— Вот и обменялись комплиментами, — с горечью в голосе констатировал Меценат, — а ведь я к вам — со всем сердцем!.. Со всею душою, можно сказать! Впрочем, пусть это останется на вашей совести. Оставляю вам на ваше попечение своего правнука, а сам — удаляюсь. У меня ещё сегодня много дел в моём музее. Там предстоит смена экспозиции в зале искусства Эпохи Процветания, и, если я не присмотрю за этими забулдыгами, то они там напьются и все картины повесят вкривь и вкось.
Вальтер посмотрел на высыпавших из своих машин охранников с тупыми лицами и сказал:
— Забулдыги? Если они такие же, как вот эта ваша охрана, то они вам и вверх ногами повесят шедевры мировой живописи. Это они могут!
Меценат беспомощно развёл руками и сказал:
— Что поделаешь — они всего лишь люди. Других у меня нет.
Повернувшись к вышедшим из своих машин охранникам, Меценат скомандовал им:
— Занимайте свои места, согласно инструкции и по номерам, и присматривайте за моим малышом! Часа через четыре, когда он наиграется вдоволь и утомится, привозите его ко мне. Самым главным назначается первый номер. Второй номер — его заместитель. И так далее. По всем трудным вопросам обращаться к первому номеру! В случае гибели — ко второму. В случае гибели второго — к третьему. И так далее.
Поляну между владениями Вальтера и Бьёрна по всему периметру окружили дюжие парни в одинаковых чёрных костюмах, в чёрных очках, с бритыми головами и с большими номерами на груди. И лишь один был волосатым. У него была пышная шевелюра на голове, и по бокам ото рта свисали толстые усы, напоминавшие по цвету и форме две сардельки. Вальтер без труда узнал в этом человеке того мнимого полковника полиции, который приходил к нему с незаконным обыском.
Меценат выдавал и выдавал ещё какие-то инструкции — насчёт возможного возникновения перестрелки и насчёт бронежилетов, как вдруг заметил:
— Но где же сам малыш? Це-Фон! Где ты, шалун, вылезай, наконец!

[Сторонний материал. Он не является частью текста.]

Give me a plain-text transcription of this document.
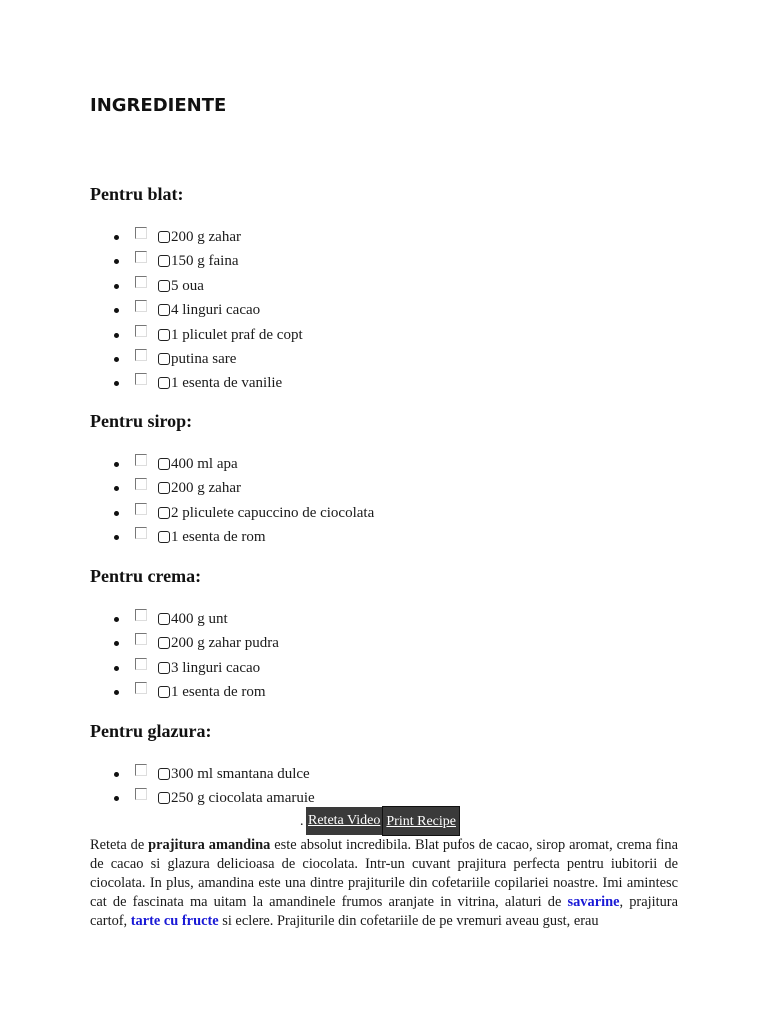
INGREDIENTE
Pentru blat:
200 g zahar
150 g faina
5 oua
4 linguri cacao
1 pliculet praf de copt
putina sare
1 esenta de vanilie
Pentru sirop:
400 ml apa
200 g zahar
2 pliculete capuccino de ciocolata
1 esenta de rom
Pentru crema:
400 g unt
200 g zahar pudra
3 linguri cacao
1 esenta de rom
Pentru glazura:
300 ml smantana dulce
250 g ciocolata amaruie
. Reteta Video Print Recipe

Reteta de prajitura amandina este absolut incredibila. Blat pufos de cacao, sirop aromat, crema fina de cacao si glazura delicioasa de ciocolata. Intr-un cuvant prajitura perfecta pentru iubitorii de ciocolata. In plus, amandina este una dintre prajiturile din cofetariile copilariei noastre. Imi amintesc cat de fascinata ma uitam la amandinele frumos aranjate in vitrina, alaturi de savarine, prajitura cartof, tarte cu fructe si eclere. Prajiturile din cofetariile de pe vremuri aveau gust, erau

И только сейчас из машины вылез сам наследник. Небрежно отпихивая личного врача, который давал ему какие-то важные наставления, он опустил свои царственные ноги на эту землю. Он был одет в спортивный костюм, но его лицо не сияло ни радостью, ни решительностью.

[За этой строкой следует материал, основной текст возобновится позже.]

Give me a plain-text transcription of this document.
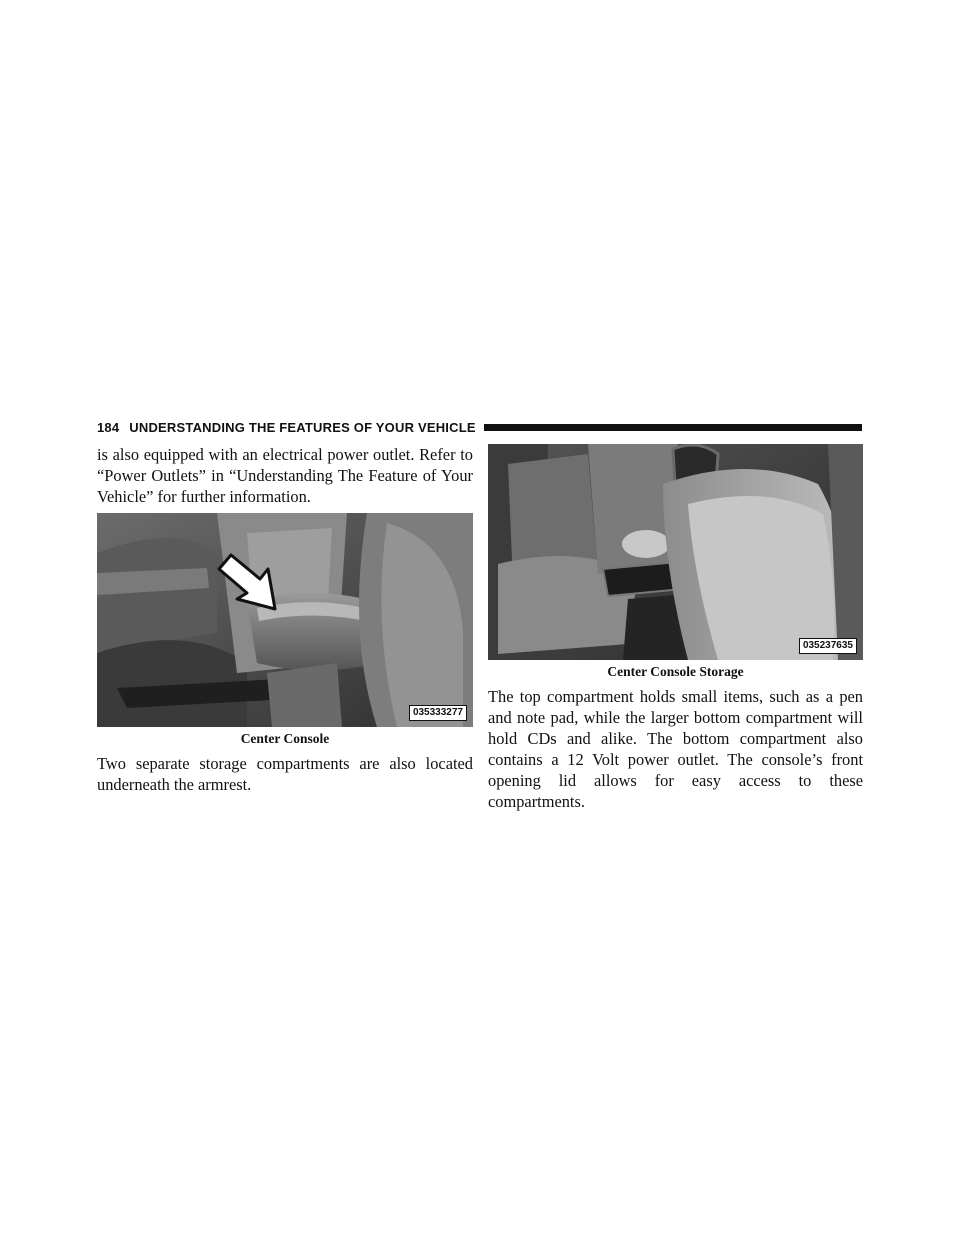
184 UNDERSTANDING THE FEATURES OF YOUR VEHICLE

is also equipped with an electrical power outlet. Refer to “Power Outlets” in “Understanding The Feature of Your Vehicle” for further information.

035333277
Center Console

Two separate storage compartments are also located underneath the armrest.

035237635
Center Console Storage

The top compartment holds small items, such as a pen and note pad, while the larger bottom compartment will hold CDs and alike. The bottom compartment also contains a 12 Volt power outlet. The console’s front opening lid allows for easy access to these compartments.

— Не по кайфу мне здесь что-то, — заявил он, оглядываясь по сторонам и морщась. — Одна трава и трава, а по бокам деревья и скалы. А где же мы будем играть?
Вальтер предложил:
— Вы можете играть у меня дома. В комнатах.
Це-Фон ответил:
— Я уже был у вас в доме. Ничего интересного. Да и что я домов не видел, что ли? Уж лучше тогда здесь…
Меценат уехал, а появившиеся дети — Эйрик, Биант, Сигруна и маленький Ник смотрели с изумлением на Це-Фона и не решались к нему подойти.

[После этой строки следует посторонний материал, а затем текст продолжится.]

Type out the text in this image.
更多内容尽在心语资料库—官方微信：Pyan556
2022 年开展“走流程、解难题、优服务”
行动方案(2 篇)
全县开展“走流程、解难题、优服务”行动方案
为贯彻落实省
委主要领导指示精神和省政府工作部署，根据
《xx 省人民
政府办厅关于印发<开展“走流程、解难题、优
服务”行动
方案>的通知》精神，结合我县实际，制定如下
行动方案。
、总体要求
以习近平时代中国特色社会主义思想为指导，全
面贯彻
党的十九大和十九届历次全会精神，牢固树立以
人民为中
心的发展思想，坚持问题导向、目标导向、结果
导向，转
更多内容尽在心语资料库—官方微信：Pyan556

Це-Фон насупился и молчал. Молчали и все остальные.
— Ну что же вы стоите и смотрите друг на друга? — сказал Вальтер. — Играйте!
— А во что тут можно играть? — с изумлением спросил Це-Фон.
Самая смелая среди детей была Сигруна. Она сказала:
— Во что, во что? Да в разные игры, вот во что!
— А какие бывают игры?
— Ну, какие обычно, — ответила Сигруна. — Такие будут и у нас.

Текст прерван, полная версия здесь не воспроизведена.